General characteristics
- Class & type: Det Norske Veritas; + 1A1, Column stabilised Unit;
- Tonnage: 15,425 GT; 4,627 NT
- Length: 281 ft (86 m)
- Beam: 212 ft (65 m)
- Draught: Operating: 70 ft (21 m); Transit: 24 ft (7.3 m);
- Depth: 116 ft (35 m)
- Crew: 115

= Transocean John Shaw =

Semi-submersible drilling rig

Transocean John Shaw was a semi-submersible drilling rig designed by Friede & Goldman as a self-propelled modified & enhanced pacesetter, built and delivered in 1982 by Mitsui Engineering & Shipbuilding Ltd. in Japan.

The Panama-convenience flagged vessel was designed and outfitted to operate in harsh environments. The rig was capable of operations at water depths up to 1800 ft and drilling down to approximately 25000 ft using an 18.77 in, 10,000 PSI blowout preventer (BOP), and a 21 in outside diameter (OD) marine riser.

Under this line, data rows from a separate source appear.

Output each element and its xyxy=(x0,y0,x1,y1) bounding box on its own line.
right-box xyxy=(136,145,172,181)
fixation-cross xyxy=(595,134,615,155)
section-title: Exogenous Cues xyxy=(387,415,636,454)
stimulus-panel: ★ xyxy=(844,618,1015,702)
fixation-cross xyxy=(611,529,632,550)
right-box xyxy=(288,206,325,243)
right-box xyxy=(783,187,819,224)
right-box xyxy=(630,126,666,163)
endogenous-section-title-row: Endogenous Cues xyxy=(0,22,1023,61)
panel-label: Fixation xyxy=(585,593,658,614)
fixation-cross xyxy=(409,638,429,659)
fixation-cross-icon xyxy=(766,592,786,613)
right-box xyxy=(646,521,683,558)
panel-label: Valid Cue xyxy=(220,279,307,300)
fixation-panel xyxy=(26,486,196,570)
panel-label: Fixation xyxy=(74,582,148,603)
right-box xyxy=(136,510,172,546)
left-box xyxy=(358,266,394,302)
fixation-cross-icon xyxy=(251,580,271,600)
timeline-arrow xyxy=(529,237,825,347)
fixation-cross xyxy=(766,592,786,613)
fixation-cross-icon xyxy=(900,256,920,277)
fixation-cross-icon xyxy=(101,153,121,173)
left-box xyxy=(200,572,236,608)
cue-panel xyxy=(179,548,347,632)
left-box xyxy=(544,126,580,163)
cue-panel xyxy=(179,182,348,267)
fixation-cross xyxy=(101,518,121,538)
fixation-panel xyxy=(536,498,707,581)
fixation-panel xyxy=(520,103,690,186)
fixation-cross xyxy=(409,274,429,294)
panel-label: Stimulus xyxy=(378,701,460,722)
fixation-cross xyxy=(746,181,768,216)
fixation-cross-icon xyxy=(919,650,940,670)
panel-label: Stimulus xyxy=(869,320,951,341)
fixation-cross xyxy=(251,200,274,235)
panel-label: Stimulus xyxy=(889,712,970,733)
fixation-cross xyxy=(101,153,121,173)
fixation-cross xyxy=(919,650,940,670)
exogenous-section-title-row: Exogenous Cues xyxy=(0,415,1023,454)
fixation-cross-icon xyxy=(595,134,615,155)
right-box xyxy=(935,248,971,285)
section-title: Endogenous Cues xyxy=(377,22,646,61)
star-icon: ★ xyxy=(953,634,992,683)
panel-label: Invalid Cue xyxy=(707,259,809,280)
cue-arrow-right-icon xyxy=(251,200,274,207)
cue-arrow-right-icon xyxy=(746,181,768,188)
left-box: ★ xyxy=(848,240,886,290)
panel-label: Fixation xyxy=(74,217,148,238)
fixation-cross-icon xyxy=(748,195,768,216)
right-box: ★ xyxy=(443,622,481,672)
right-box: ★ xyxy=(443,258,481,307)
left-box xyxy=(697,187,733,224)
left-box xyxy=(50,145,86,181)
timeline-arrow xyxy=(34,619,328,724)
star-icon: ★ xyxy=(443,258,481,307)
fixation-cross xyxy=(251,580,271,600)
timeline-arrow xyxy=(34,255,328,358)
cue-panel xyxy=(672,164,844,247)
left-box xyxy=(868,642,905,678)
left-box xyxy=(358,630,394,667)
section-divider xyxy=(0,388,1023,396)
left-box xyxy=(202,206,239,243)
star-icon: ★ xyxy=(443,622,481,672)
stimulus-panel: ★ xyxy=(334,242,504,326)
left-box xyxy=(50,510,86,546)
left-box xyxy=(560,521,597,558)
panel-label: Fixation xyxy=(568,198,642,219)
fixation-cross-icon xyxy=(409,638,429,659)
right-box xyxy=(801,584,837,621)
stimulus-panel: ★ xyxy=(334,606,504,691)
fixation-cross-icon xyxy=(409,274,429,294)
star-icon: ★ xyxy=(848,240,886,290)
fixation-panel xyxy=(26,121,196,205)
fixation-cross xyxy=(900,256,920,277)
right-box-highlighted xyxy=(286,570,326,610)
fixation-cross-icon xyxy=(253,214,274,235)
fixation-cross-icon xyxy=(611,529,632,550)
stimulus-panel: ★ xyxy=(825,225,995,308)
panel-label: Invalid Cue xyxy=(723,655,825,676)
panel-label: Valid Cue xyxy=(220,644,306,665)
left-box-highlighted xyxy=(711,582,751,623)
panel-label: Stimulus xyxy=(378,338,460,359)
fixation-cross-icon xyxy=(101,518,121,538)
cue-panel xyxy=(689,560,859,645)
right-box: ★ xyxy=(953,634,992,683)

The rig was named after John S. Shaw, former chairman of Birmingham, Alabama-based Sonat Inc. Sonat spun off its offshore division as Sonat Offshore in 1993, and it changed its name to Transocean in 1996. In January 2016, it was decided to scrap the rig, and after a period berthed at Invergordon, Scotland, it departed, under tow, for Aliaga, Turkey on 19 April 2016.